Code Auditing via Continuous Integration: Overview
Posted by Andrei Komolov on July 23, 2009 03:29 pm under Agile Development Edit
- Code Auditing via Continuous Integration: Overview
- Code Auditing via Continuous Integration: Components
This is a series of postings on Continuous Integration (CI). However, I don’t intend to repeat or rephrase Martin Fowler’s excellent general explanation of CI. Instead, I do want to reflect on the specific experience with CI we have had at Exadel and to highlight a few important ideas that might get lost behind all of the implementation details.
So, why bother with CI? From a manager’s perspective, it is important to ensure that no time is wasted on non-productive tasks, that high-quality software is delivered to the client, and that errors are isolated and fixed early in the process—a predictable development process with a predictable deliverable. From a developer’s perspective, it is important to spend time on meaningful creative tasks and to catch and fix an error once, without fear of breaking another piece of the code. In fact, you know better then me why you (if you are a developer) should love CI!
Here are a few examples to illustrate why CI is important:
- Without CI, developers, working on a globally distributed development team, might lose a half day cleaning up somebody else’s code, because their colleagues forgot to commit a few files into SVN.
- It takes the efforts of QCs, release engineers, end users, and, of course, developers to fix, test, and release a patch for a NullPointer that was caught in a production environment. On the other hand, it takes 5 min of development time to fix a NullPointer violation reported by a program like PMD.
So, how can it be done? The central idea of CI is to have a non-stop (continuous) audit (integration) of the source code. Audit implies that it should be done by an independent, unbiased party. Hence, the following components should be present in a CI environment:
- Auditor (a build server)
- Subject of audit (source code, stored in a Version Control system)
- Audit guidelines (static code review tools, checkstyle, automated tests, code coverage)
- Audit process (a build script)
- Audit reports (results of the build script execution)

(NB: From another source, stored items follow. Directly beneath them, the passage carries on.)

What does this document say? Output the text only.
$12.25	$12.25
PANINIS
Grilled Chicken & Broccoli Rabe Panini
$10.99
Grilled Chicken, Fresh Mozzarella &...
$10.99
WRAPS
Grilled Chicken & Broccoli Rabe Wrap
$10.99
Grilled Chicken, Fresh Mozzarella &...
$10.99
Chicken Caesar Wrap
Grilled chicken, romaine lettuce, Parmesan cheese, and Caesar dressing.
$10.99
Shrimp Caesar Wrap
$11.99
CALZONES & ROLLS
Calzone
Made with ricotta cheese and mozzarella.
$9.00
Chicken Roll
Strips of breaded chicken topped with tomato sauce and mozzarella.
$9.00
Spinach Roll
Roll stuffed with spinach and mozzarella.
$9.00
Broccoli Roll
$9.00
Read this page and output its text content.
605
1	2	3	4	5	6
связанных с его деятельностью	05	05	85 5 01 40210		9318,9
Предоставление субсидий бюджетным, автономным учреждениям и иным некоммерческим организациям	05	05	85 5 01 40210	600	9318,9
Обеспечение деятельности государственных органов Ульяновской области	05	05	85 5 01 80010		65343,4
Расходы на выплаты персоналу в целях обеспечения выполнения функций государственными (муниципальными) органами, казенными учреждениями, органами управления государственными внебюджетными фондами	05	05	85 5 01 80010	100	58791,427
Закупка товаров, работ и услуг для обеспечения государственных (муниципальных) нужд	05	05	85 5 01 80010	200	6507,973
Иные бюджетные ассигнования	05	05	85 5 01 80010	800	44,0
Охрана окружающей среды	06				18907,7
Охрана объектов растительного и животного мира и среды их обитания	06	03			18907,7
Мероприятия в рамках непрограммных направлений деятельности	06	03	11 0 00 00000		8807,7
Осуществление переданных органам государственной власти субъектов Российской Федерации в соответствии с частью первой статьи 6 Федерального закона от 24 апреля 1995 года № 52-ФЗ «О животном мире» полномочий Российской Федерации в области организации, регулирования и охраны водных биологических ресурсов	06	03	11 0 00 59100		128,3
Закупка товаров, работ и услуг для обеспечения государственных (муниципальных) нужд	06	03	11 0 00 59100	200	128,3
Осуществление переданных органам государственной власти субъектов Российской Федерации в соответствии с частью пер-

For all of these components, special attention must be paid to security. Only authorized users should have access to build reports and artifacts.
The biggest question of all is how to motivate people to follow the CI path. It’s not enough to just install a build server and then hope developers will magically start following the new process. To communicate expectations to development teams, a set of metrics need to be established. Examples of these metrics are the number of failed nightly builds per month, the minimum level of code-coverage, and the maximum number of static code review violations. In a broader sense, CI needs to be applied, not just to the technical aspects of software development, but also to project planning, testing, and other areas usually associated with project management.
[…] This post was Twitted by maxkatz […]
Great discussion. I’m looking forward to hearing how you’ve been able to convince folks that CI is a good thing.
Another key metric to measure is how long it takes to fix a build when it breaks. At Atlassian, this is something we’ve tried to highlight our Bamboo CI Server’s reporting: http://www.atlassian.com/software/bamboo/features/insight.jsp
It’s also a great idea to role up all the quality tools reports using Sonar, so you can see PMD, Checkstyle, Findbugs, etc. in one interface. Our dev teams love this!